La présentation, l’adoption et l’exécution du budget sont encadrées par des procédures strictes visant à assurer la transparence, la légalité et le contrôle des finances publiques locales, avec une séparation claire des rôles entre les acteurs pour garantir la bonne gestion des deniers publics.

4. Résultats & contrôle

Notions clés & Définitions

  • Section de fonctionnement (SF) : Partie du budget local regroupant les dépenses courantes et ordinaires, financées par des recettes régulières (ex : fiscalité, dotation DGF).
  • Section d’investissement (SI) : Partie du budget consacrée aux opérations exceptionnelles visant à accroître ou diminuer le patrimoine (ex : construction, achat de terrain, remboursement d’emprunts).
  • Acteurs du budget local : Ensemble des intervenants dans le processus budgétaire, notamment l’assemblée délibérante, l’exécutif, le comptable public, le Préfet, la Chambre régionale des comptes, et le commissaire aux comptes.
  • Ordonnateur : Responsable de la préparation, de l’exécution et de la présentation du budget, souvent le maire ou le président d’EPCI.
  • Comptable public : Agent du Ministère de l’Économie et des Finances chargé du paiement, de la collecte des recettes et du suivi comptable.
  • Réquisition du comptable : Procédure permettant à l’ordonnateur d’obliger le comptable public à exécuter un mandat en cas de blocage, sous conditions strictes.
  • Contrôle de légalité et contrôle budgétaire : Vérifications effectuées par le Préfet pour assurer la conformité des actes budgétaires et leur régularité.
  • Compte de gestion et compte administratif : Documents de fin d’exercice permettant de présenter les résultats financiers et la régularité des opérations comptables.

Points essentiels

  • Constituantes du budget : Deux sections principales (SF et SI), présentées selon une maquette standardisée (format M57).

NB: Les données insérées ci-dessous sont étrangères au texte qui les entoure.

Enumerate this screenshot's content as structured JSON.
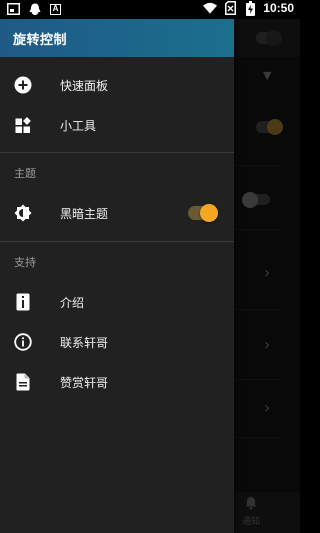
{
  "status_bar": {
    "time": "10:50",
    "notification_letter": "A",
    "battery_icon": "battery-charging-icon",
    "wifi_icon": "wifi-icon",
    "sim_icon": "no-sim-icon"
  },
  "drawer": {
    "title": "旋转控制",
    "items": [
      {
        "label": "快速面板",
        "icon": "add-circle-icon"
      },
      {
        "label": "小工具",
        "icon": "widgets-icon"
      }
    ],
    "sections": [
      {
        "title": "主题",
        "items": [
          {
            "label": "黑暗主题",
            "icon": "brightness-icon",
            "toggle_on": true
          }
        ]
      },
      {
        "title": "支持",
        "items": [
          {
            "label": "介绍",
            "icon": "info-box-icon"
          },
          {
            "label": "联系轩哥",
            "icon": "info-circle-icon"
          },
          {
            "label": "赞赏轩哥",
            "icon": "document-icon"
          }
        ]
      }
    ]
  },
  "background": {
    "bottom_nav_label": "通知"
  },
  "colors": {
    "header": "#1b6f8e",
    "drawer_bg": "#212121",
    "accent": "#f5a623"
  }
}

La SF couvre dépenses courantes, recettes fiscales, dotations, etc. La SI concerne opérations exceptionnelles (construction, ventes, emprunts).
  • Acteurs et responsabilités : La séparation entre l’ordonnateur (prépare et exécute le budget) et le comptable public (paiement, encaissement) garantit la transparence et la légalité. La responsabilité de chacun peut être engagée en cas d’irrégularité.
  • Procédures d’adoption : Le budget doit être présenté, débattu lors d’un DOB (pour collectivités > 3 500 habitants), puis voté avant le 15 ou 30 avril. Le vote peut se faire par nature ou par fonction, avec des implications sur le contrôle de l’exécution.
  • Exécution du budget : Respect du principe de séparation, avec engagement, liquidation, ordonnancement pour les dépenses ; constatation, liquidation, ordonnancement pour les recettes. La réquisition du comptable est une procédure exceptionnelle pour débloquer la situation.
  • Contrôle et résultats : À la fin de l’exercice, le compte de gestion (du comptable) et le compte administratif (de l’ordonnateur) doivent être conformes. Toute divergence est examinée par la CRC, qui peut prononcer des sanctions ou des débits.
  • Présentation des résultats : Le compte administratif et le compte de gestion permettent d’évaluer le résultat (excédentaire ou déficitaire) et la régularité des opérations, assurant la transparence financière.

À retenir

Le contrôle des résultats et la vérification de la conformité des opérations comptables sont essentiels pour garantir la transparence, la légalité et la bonne gestion financière des collectivités territoriales. La séparation claire entre l’ordonnateur et le comptable, ainsi que l’intervention des acteurs extérieurs comme la CRC, assurent un équilibre et une responsabilité partagée dans la gestion budgétaire.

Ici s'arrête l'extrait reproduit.